Social and financial pressures are driving many Australian women who want to have children to wait until later in life. The number of women having babies in their 30s or later has almost doubled in the past 25 years in Australia, from 23% in 1991 to 43% in 2011.
Around one in 1,000 births occur to women 45 years or older. This rate is likely to increase as new technologies emerge, including egg donation.
What are the risks?
Women aged over 30 are more than twice as likely to suffer from life-threatening high blood pressure (pre-eclampsia) during pregnancy than under 30s (5% compared with 2%) and are twice as likely to have gestational diabetes (5-10% compared with 1-2.5%).
More than half of women aged over 40 will require their baby to be delivered by caesarean section.
Increasing maternal age increases the chance of dying during the pregnancy, or during childbirth. Mothers in their 40s and 50s are also between three and six times more likely to die in the six weeks following the birth of the baby than their younger counterparts, from complications associated with the pregnancy such as bleeding and clots.
Mothers aged over 40 are more than twice as likely to suffer a stillbirth.

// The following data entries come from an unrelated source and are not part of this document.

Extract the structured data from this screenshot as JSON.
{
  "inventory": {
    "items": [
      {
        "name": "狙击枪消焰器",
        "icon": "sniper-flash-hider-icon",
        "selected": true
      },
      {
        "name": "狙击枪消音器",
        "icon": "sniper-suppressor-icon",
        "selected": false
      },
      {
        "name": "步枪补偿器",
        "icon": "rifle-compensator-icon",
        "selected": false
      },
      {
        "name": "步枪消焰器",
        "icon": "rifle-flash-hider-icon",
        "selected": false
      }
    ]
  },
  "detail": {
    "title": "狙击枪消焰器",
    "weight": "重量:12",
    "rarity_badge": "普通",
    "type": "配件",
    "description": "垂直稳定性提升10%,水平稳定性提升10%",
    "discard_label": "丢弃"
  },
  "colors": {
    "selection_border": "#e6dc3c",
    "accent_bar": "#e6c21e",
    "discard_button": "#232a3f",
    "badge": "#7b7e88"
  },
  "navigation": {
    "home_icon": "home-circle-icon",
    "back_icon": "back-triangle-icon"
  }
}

And for a woman aged 40, the risk of miscarriage is greater than the chance of a live birth.
Finally, babies born from older mothers are 1.5-2 times more likely to be born too soon (before 36 weeks) and to be born small (low birthweight). Low birthweight and prematurity carry both immediate risks for the babies including problems with lung development, and obesity and diabetes as an adult.
Postmenopausal pregnancy
Through advances to the IVF industry, it is possible to take a donor egg and embryo from a younger, fertile woman, to help a woman who has undergone menopause become pregnant.
But this comes with greater risks. Pregnancy puts extra stress and strain on the heart and blood vessels and emerging evidence suggests older mothers are more likely to suffer a stroke later in life.
When is pregnancy safest?
While there are no specific age cut-offs for IVF treatment in Australia, many clinics stop treatment at 50. At 30, the chance of conceiving each month (without IVF) is about 20%. At 40 it's around 5% and this declines throughout the decade.
A wealth of scientific knowledge says that risks to the baby and mother during pregnancy are lowest in your 20s. Women in their 20s are less likely to have health risks and conditions such as obesity and diabetes which negatively influence pregnancy.
As a woman ages, her egg quality also declines. Poor egg quality is directly associated with genetic errors that result in both miscarriage and birth defects.
So while it's possible to conceive later in life, it's a risky decision.